Se o FBI pode fechar sites, para que serviriam as leis antipirataria?

Internautas consideram ação contra o Megaupload uma represália contra o adiamento do SOPA. Governo nega relação entre as duas coisas.

Instantes depois do anúncio do fechamento do site Megaupload, milhares de manifestações na web classificavam a ação como uma represália ao adiamento da votação do SOPA, projeto de lei norte-americano que estava em trâmite no Senado.

Apesar da aparente relação, os órgãos governamentais negam o fato. O caso do Megaupload possui alguns agravantes além das denúncias de violação de direitos autorais — seus proprietários são acusados de lavagem de dinheiro e enriquecimento ilícito.

Coincidência ou não, o fato é que o fechamento do Megaupload teve repercussão direta entre os sites de compartilhamento de arquivos. Temendo ações judiciais, diversos deles estão deletando arquivos, suspendendo contas com conteúdo ilegal ou ainda bloqueando IPs.

Assim, mesmo com o SOPA sendo adiado, muitos internautas se perguntam: que diferença fez o protesto de gigantes como a Google e a Wikipédia se, na prática, o governo federal pode, da maneira que bem entender, fazer valer as suas vontades?

Fonte: Tecmundo

Brasil registra 159 ataques em 24 horas

O Brasil entrou na rota dos piratas da internet. Sites brasileiros sofreram, nas últimas 24 horas, 159 ataques, de acordo com o monitor da web em tempo real da consultoria Akamai.

Hackers fazem um movimento mundial para derrubar páginas da web como forma de protesto contra ações do governo dos Estados Unidos de conter a pirataria na internet, como o fechamento do Megaupload, maior site de compartilhamento de dados do mundo.

O grupo Anonymous no Brasil informou ter feito ataques durante a madrugada a domínios que pertencem ao governo do Distrito Federal, o df.gov.br. Por volta do meio dia, no entanto, o site institucional funcionava normalmente.
Outro grupo hacker, o Ghost of Threads, assina a invasão ao site da cantora Paula Fernandes, da gravadora Universal Music. O site internacional da gravadora, aliás, também está inacessível desde sexta-feira. A página da cantora ficou fora do ar até por volta das 13 horas e trazia uma mensagem em inglês dos invasores: “Se o Megaupload caiu, você também caiu.
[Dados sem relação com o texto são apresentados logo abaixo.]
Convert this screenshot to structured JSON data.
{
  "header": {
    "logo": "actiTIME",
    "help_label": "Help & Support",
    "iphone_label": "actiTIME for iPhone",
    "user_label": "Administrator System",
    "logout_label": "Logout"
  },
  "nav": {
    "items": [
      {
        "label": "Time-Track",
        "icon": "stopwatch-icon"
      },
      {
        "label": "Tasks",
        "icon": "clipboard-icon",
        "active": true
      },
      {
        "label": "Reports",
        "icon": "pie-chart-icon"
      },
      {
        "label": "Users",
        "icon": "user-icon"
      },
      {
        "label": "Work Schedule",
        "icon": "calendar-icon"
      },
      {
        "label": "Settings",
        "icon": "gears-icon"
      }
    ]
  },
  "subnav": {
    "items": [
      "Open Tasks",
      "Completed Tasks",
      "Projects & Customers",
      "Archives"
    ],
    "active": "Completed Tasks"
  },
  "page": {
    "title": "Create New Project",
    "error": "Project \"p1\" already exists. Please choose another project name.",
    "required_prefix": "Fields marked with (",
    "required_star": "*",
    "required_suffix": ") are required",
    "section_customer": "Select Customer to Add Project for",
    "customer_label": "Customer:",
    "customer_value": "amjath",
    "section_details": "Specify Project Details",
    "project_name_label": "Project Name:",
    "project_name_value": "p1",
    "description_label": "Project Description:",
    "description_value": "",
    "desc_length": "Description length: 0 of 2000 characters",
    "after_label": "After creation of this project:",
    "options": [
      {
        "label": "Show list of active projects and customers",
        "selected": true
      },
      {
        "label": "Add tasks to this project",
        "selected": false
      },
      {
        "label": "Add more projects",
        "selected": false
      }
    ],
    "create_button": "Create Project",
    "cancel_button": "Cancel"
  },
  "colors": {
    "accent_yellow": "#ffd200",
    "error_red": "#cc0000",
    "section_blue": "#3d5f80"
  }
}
Grupos hackers vêm promovendo uma série de ataques na última duas semanas. Na noite de sexta, os piratas invadiram a página da presidência da França, que agora voltou ao normal. Na quinta-feira, eles derrubaram o site do Departamento de Justiça norte-americano, ao qual está vinculado o FBI. O órgão de investigação tirou do ar o Megaupload e prendeu o fundador da empresa, Kim Schmitz, por violação às leis norte-americanas antipirataria.

De acordo com o monitor da Akamai, os países onde houve maior número de ocorrências nas últimas 24 horas, foram os Estados Unidos (335), Taiwan (218), Rússia (180) e China (168). Em seguida vem o Brasil. Na Europa, foram 280 ataques.

Entenda o caso – A discussão sobre o combate à pirataria na internet se intensificou nas últimas duas semanas nos Estados Unidos, por causa de propostas de nova legislação sobre o tema e da ação do FBI, em parceria com a polícia da Nova Zelândia, para fechar o Megaupload.

A ofensiva contra os piratas desencadeou dois tipos de resposta. Os gigantes do mundo digital, como Google e Facebook, se disseram simpáticos às medidas antipirataria, mas ponderaram que é importante impedir que novas leis extrapolem esse objetivo e se tornem ferramentas de cerceamento da internet, ao mudar a lógica e a arquitetura da rede. A pressão fez com que dois projetos sobre o assunto, os já célebres Sopa e Pipa, fossem retirados da pauta do Congresso americano.

De outro lado, grupos hackers, contrários a qualquer tipo de controle, lançaram mão de suas tradicional arma, a invasão de sites. Nesse caso, contudo, o discurso “libertário” não faz mais do que dar suporte a uma atividade criminosa.